Discarica di pneumatici “vista mare”, denunciato gommista genovese

A seguito di indagini condotte dai Carabinieri Forestali di Rivarolo, è stato identificato il responsabile

I rifiuti erano costituti da ben 150 pneumatici fuori uso gettati da una strada che si inerpica verso Scarpino, facendoli rotolare lungo il pendio sottostante.
Grazie all’analisi merceologica dei rifiuti, condotta con le tecniche proprie della polizia giudiziaria, a vari riscontri scientifici e al monitoraggio costante del territorio rurale, è stato possibile ricostruire il ciclo di vita di alcuni pneumatici e individuare il trasgressore.
I militari hanno appurato quindi che alcuni di questi erano stati sostituiti da un gommista di Sampierdarena e depositati per quasi un anno presso la sua officina.
In seguito, quando i medesimi non avrebbero più potuto assolvere alla loro funzione, venivano abbandonati nella macchia mediterranea.
Gli pneumatici fuori uso sono raccolti e smaltiti gratuitamente da appositi consorzi ai quali tutti gli operatori del settore hanno l’obbligo di iscriversi.
Dal controllo effettuato, il gommista indagato non aveva ancora perfezionato la procedura d’iscrizione, di conseguenza per il momento sarebbe stato impossibilitato ad effettuare un corretto smaltimento.

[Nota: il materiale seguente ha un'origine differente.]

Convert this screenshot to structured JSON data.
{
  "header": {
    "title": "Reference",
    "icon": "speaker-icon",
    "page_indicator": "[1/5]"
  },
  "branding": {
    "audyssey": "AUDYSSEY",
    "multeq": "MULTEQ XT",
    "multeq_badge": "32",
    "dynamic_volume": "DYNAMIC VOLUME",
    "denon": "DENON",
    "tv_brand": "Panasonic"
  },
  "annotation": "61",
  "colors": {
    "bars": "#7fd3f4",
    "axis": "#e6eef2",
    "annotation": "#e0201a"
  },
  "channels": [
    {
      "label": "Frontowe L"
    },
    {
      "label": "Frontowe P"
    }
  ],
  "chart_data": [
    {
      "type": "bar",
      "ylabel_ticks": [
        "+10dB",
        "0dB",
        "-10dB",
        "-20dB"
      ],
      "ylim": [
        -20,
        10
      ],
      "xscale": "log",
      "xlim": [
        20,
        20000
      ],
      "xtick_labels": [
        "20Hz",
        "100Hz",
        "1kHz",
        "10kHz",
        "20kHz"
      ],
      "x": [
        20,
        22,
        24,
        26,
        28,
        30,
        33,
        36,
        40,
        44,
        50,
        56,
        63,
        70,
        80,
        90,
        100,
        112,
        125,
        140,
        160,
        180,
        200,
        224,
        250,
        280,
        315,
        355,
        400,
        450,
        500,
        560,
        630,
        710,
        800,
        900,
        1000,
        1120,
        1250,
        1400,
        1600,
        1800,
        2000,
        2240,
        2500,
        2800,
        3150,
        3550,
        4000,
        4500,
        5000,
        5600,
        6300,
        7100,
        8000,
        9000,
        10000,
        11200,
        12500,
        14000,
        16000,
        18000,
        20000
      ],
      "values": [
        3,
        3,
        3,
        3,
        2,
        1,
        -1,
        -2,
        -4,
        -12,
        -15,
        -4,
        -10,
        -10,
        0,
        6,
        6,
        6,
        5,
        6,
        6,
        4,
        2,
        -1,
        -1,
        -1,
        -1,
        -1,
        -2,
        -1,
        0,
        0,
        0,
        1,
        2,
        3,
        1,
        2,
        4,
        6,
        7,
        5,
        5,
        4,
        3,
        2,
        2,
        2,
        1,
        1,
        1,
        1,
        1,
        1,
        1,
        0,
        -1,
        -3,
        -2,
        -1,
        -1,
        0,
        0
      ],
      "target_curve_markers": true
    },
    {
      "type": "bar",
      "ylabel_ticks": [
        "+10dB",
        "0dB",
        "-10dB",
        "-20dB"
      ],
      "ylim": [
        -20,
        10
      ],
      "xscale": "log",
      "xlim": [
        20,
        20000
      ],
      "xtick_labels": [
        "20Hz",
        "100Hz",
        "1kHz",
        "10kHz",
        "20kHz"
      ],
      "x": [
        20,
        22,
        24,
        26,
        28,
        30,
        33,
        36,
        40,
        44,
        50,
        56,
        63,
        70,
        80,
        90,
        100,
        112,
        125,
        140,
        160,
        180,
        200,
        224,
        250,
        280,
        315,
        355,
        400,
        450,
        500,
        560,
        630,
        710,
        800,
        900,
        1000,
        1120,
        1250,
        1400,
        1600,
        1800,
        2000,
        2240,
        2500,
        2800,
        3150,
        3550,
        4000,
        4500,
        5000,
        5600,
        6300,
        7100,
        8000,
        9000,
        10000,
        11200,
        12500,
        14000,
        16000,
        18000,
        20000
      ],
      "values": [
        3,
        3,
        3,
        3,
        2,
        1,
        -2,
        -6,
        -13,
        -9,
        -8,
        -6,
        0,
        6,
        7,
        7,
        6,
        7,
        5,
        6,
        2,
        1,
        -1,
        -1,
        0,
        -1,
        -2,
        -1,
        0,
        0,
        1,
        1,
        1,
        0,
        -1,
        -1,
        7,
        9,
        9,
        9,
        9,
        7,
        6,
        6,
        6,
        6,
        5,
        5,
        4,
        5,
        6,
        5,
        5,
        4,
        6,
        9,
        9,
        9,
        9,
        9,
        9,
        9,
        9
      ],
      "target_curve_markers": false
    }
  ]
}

Una volta iscritto, a causa delle lunghe liste d’attesa possono trascorrere anche mesi prima che avvenga il ritiro, periodo che in questo caso il professionista non avrebbe avuto intenzione di aspettare.
Ora rischia pene che potrebbero raggiungere 1 anno di arresto o 26.000 euro di ammenda, oltre ovviamente all’obbligo di effettuare il regolare smaltimento dei rifiuti, operazione finora evitata, anche a costo di deturpare l’ambiente.